With regards to anatomic interrelations, three classical concepts of annulus enlargement were introduced in routine practice (Figure 1). In 1970 Nicks described a posterior approach across the aortic ring as far the origin of the mitral valve1 (Figure 2). Manougian (1979) proposed extension of the oblique aortotomy into the commissure between the left and non‑coronary sinus and incision of the anterior mitral leaflet and left atrium.2 A patch from autologous pericardium, Dacron or PTFE is interposed in the gap (Figure 3). A heart valve one or two sizes larger is then implanted subcoronary in the area of the left and right coronary sinus whereas in the area of enlargement the sutures are passed through the patch in a horizontal line with pledgets on its external side. To avoid potential impairment of mitral valve pliability in the long term when Dacron was used for a patch, as originally described by Manougian, Molina published excellent results with his double‑patch technique.3 A thin Gore‑Tex (W. L. Gore, Flagstaff, AZ) with a pore size of 22 µm used to fill the gap in the mitral valve retained its pliability and mobility after 13 years of follow‑up.

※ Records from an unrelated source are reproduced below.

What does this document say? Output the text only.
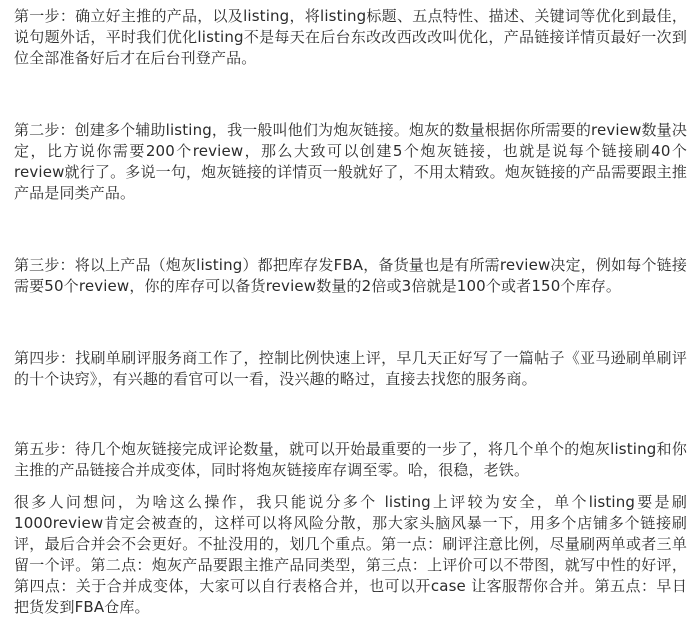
第一步：确立好主推的产品，以及listing，将listing标题、五点特性、描述、关键词等优化到最佳，说句题外话，平时我们优化listing不是每天在后台东改改西改改叫优化，产品链接详情页最好一次到位全部准备好后才在后台刊登产品。

第二步：创建多个辅助listing，我一般叫他们为炮灰链接。炮灰的数量根据你所需要的review数量决定，比方说你需要200个review，那么大致可以创建5个炮灰链接，也就是说每个链接刷40个review就行了。多说一句，炮灰链接的详情页一般就好了，不用太精致。炮灰链接的产品需要跟主推产品是同类产品。

第三步：将以上产品（炮灰listing）都把库存发FBA，备货量也是有所需review决定，例如每个链接需要50个review，你的库存可以备货review数量的2倍或3倍就是100个或者150个库存。

第四步：找刷单刷评服务商工作了，控制比例快速上评，早几天正好写了一篇帖子《亚马逊刷单刷评的十个诀窍》，有兴趣的看官可以一看，没兴趣的略过，直接去找您的服务商。

第五步：待几个炮灰链接完成评论数量，就可以开始最重要的一步了，将几个单个的炮灰listing和你主推的产品链接合并成变体，同时将炮灰链接库存调至零。哈，很稳，老铁。

很多人问想问，为啥这么操作，我只能说分多个 listing上评较为安全，单个listing要是刷1000review肯定会被查的，这样可以将风险分散，那大家头脑风暴一下，用多个店铺多个链接刷评，最后合并会不会更好。不扯没用的，划几个重点。第一点：刷评注意比例，尽量刷两单或者三单留一个评。第二点：炮灰产品要跟主推产品同类型，第三点：上评价可以不带图，就写中性的好评，第四点：关于合并成变体，大家可以自行表格合并，也可以开case 让客服帮你合并。第五点：早日把货发到FBA仓库。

Different technique of narrow aortic annulus enlargement was described in 1975 simultaneously by Konno, Rastan and Koncz.4,5 Their technique, however, is primarily intended for a complex procedure in case of tunel fibromuscular subaortic stenosis. Right ventriculotomy beneath the pulmonary valve is carried towards the aortic annulus which is incised in the commissure between the left and right coronary cusp and down in the ventricular septum. A wide Dacron patch sewn in the septum relieves the subvalvular stenosis and in case of hypoplastic aortic annulus it is sutured across the annulus up in the wall of the aortic root (Figure 4).

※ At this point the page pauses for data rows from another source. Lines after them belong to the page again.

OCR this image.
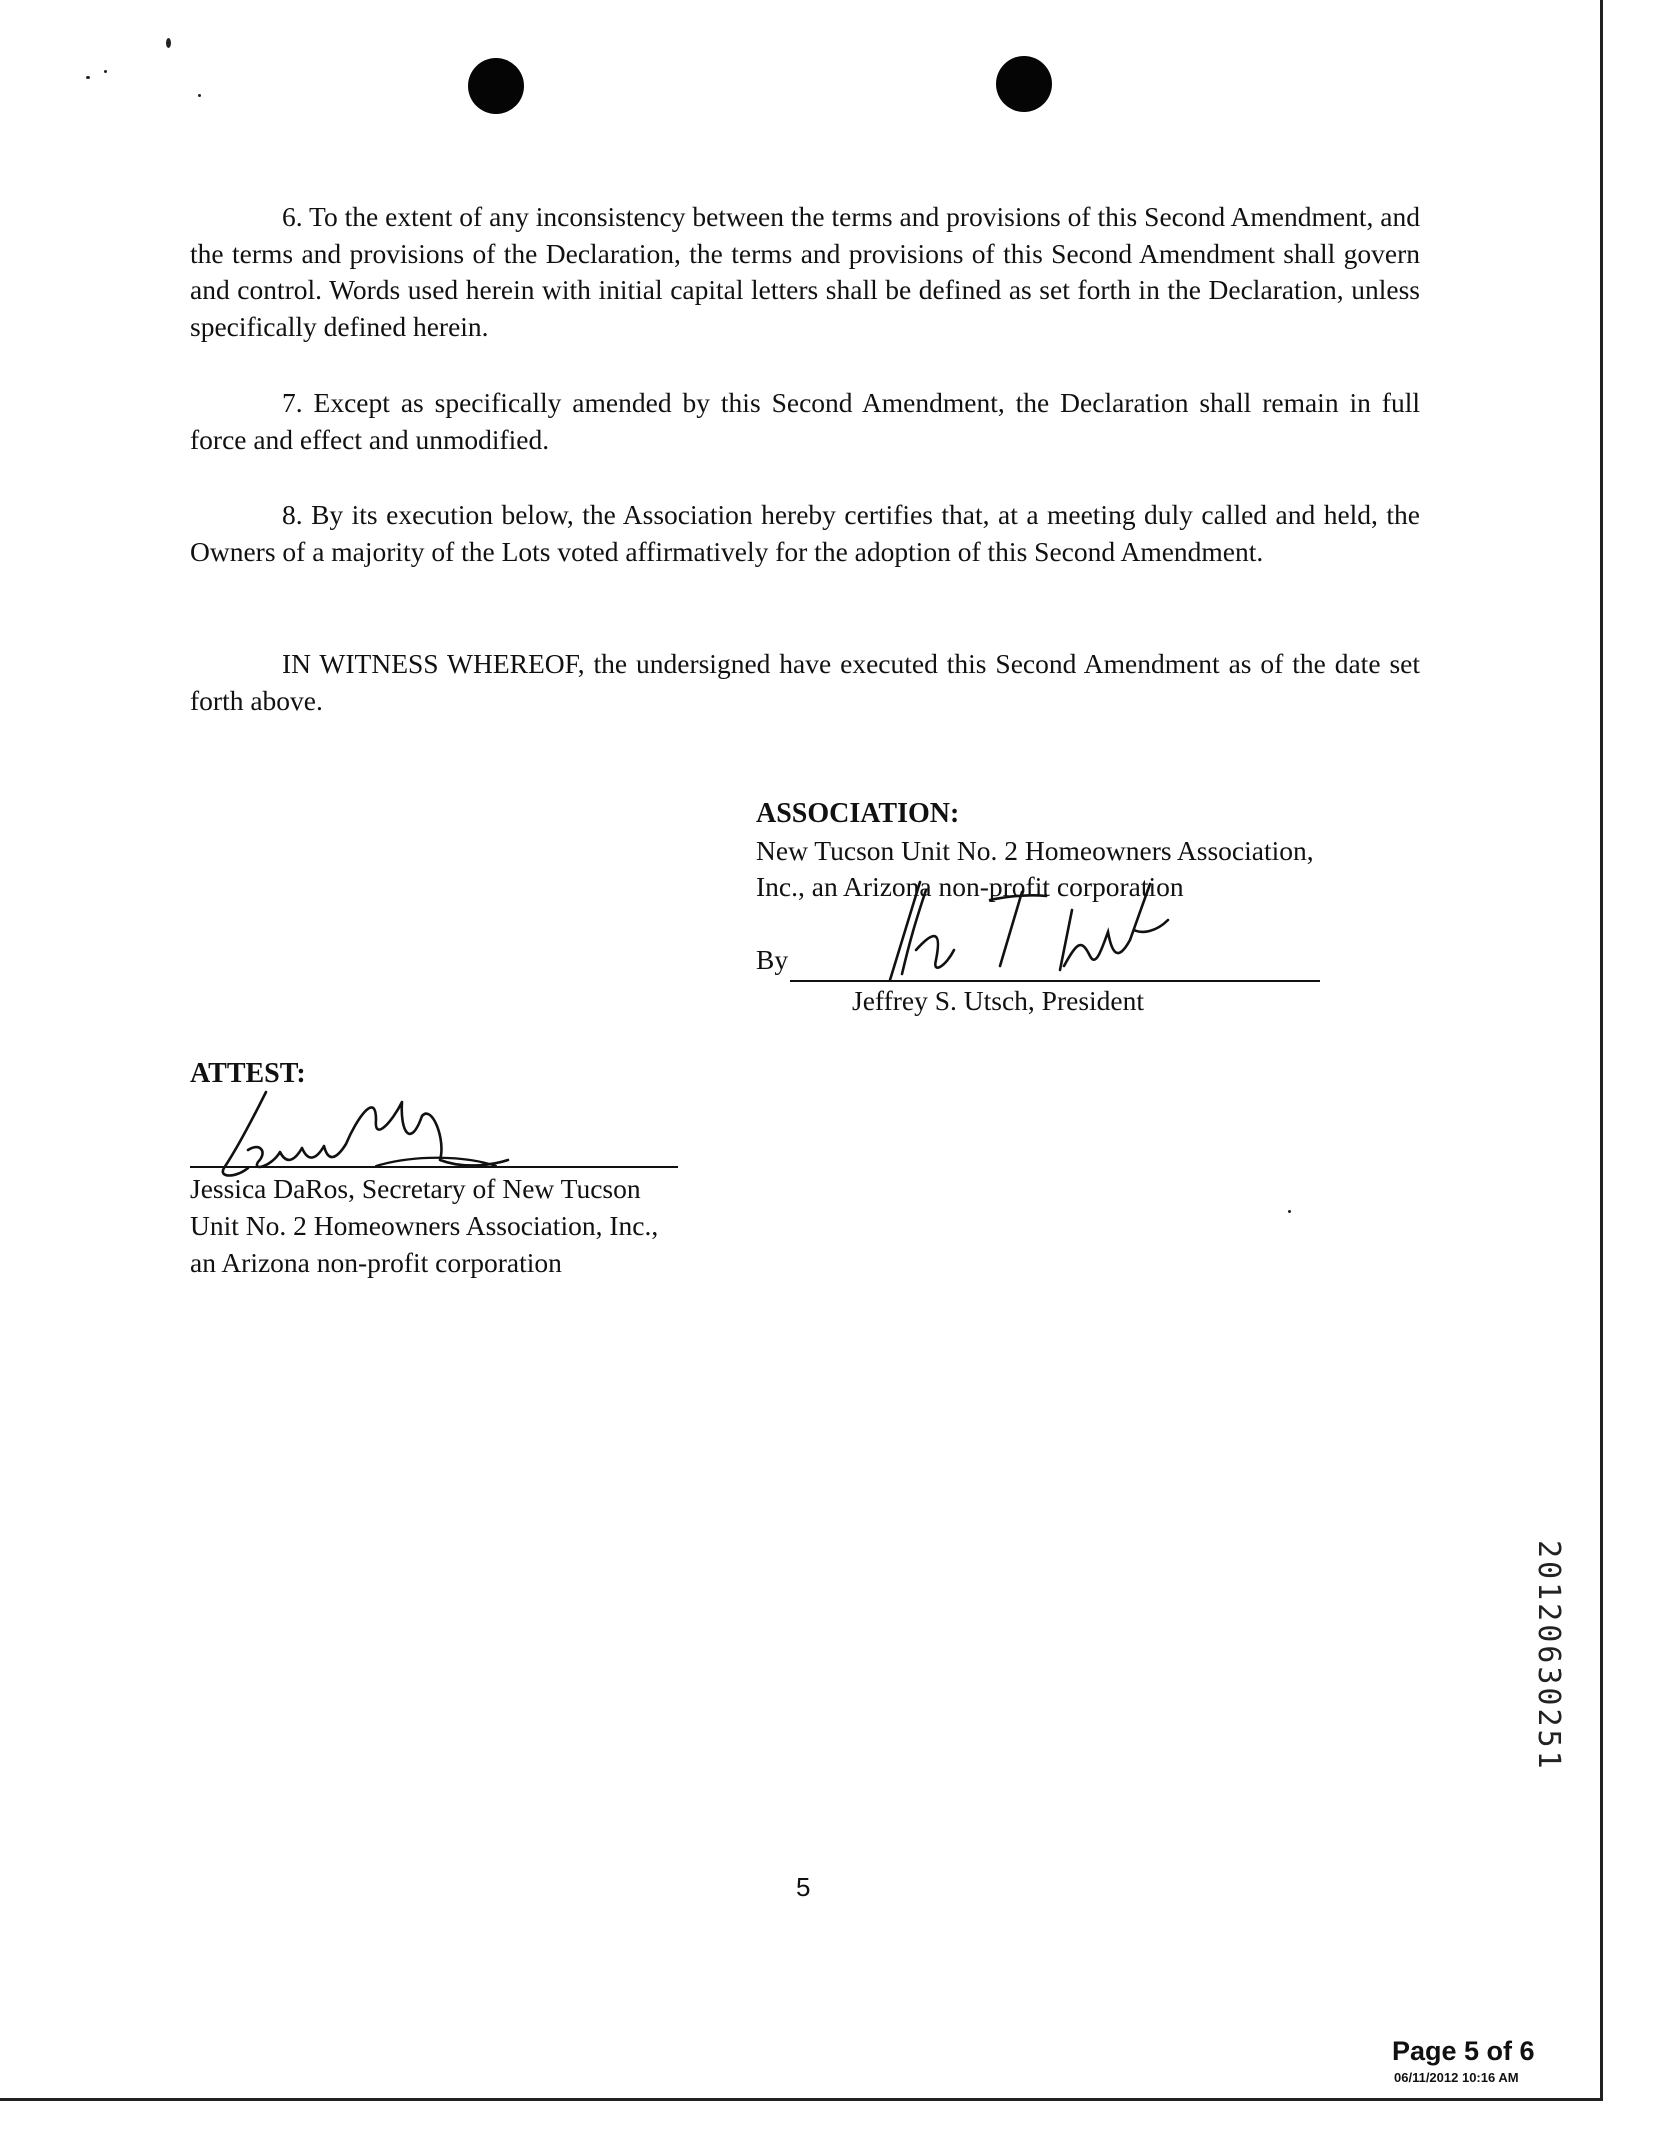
6. To the extent of any inconsistency between the terms and provisions of this Second Amendment, and the terms and provisions of the Declaration, the terms and provisions of this Second Amendment shall govern and control. Words used herein with initial capital letters shall be defined as set forth in the Declaration, unless specifically defined herein.

7. Except as specifically amended by this Second Amendment, the Declaration shall remain in full force and effect and unmodified.

8. By its execution below, the Association hereby certifies that, at a meeting duly called and held, the Owners of a majority of the Lots voted affirmatively for the adoption of this Second Amendment.

IN WITNESS WHEREOF, the undersigned have executed this Second Amendment as of the date set forth above.

ASSOCIATION:
New Tucson Unit No. 2 Homeowners Association,
Inc., an Arizona non-profit corporation
By
Jeffrey S. Utsch, President
ATTEST:
Jessica DaRos, Secretary of New Tucson
Unit No. 2 Homeowners Association, Inc.,
an Arizona non-profit corporation
5
20120630251
Page 5 of 6
06/11/2012 10:16 AM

In our practice, surgical enlargement of the aortic annulus in the era of current optimized valve prostheses is reserved for infrequent situation of serious implantation problem. We prefer incision in the commissure between the left and non‑coronary cusp (Manougian‑alike) because this prominent triangular area offers extra extent of tissue and therefore allows for sufficient incision without entering the anterior mitral leaflet (contrariwise to Manougian). The gap is filled preferably with autologous glutaraldehyd‑treated pericardium. The procedure is illustrated in surgical steps (Figures 5–8).

References

  1. Nicks R, Cartmill T, Bernstein L. Hypoplasia of the aortic root. The problem of aortic valve replacement. Thorax 1970;25:339–346.

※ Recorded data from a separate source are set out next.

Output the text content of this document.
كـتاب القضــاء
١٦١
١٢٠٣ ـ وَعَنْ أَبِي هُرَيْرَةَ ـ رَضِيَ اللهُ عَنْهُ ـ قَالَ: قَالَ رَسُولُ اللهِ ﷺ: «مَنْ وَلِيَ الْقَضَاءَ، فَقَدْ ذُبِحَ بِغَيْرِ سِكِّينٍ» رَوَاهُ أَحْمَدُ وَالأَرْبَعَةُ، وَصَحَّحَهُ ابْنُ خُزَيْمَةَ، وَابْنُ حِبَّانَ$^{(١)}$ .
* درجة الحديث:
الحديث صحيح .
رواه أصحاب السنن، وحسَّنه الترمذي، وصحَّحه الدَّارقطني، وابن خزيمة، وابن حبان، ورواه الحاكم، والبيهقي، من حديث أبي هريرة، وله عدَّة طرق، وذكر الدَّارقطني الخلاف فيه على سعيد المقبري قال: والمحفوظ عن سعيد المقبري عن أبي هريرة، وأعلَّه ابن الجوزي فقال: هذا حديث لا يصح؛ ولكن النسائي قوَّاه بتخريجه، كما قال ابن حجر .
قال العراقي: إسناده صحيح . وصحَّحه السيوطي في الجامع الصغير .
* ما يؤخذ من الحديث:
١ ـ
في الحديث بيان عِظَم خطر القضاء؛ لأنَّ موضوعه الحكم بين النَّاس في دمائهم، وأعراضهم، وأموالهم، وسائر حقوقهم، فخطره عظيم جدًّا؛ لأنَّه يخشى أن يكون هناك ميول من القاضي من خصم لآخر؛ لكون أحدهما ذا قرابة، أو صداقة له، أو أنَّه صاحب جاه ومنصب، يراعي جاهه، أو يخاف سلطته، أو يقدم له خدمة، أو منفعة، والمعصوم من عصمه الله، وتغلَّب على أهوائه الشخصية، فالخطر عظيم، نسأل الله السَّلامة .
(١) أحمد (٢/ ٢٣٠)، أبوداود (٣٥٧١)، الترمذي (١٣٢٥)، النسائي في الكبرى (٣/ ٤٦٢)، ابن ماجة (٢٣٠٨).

  2. Manouguian S, Seybold‑Epting W. Patch enlargement of the aortic valve ring by extending the aortic incision into the anterior mitral leaflet. New operative technique. J Thorac Cardiovasc Surg 1979;78:402–412.
  3. Molina JE. Enlargement of the aortic annulus using a double‑patch technique: a safe and effective method. Ann Thorac Surg 2002;73:667–670.
  4. Konno S, Imai Y, Iida Y, Nakajima M, Tatsuno K. A new method for prosthetic valve replacement in congenital aortic stenosis associated with hypoplasia of the aortic valve ring. J Thorac Cardiovasc Surg 1975;70:909–917.
  5. Rastan H, Koncz J. [Plastic enlargement of the left ventricular outflow tract. A new operative method]. Thoraxchir Vask Chir 1975;23:169–175.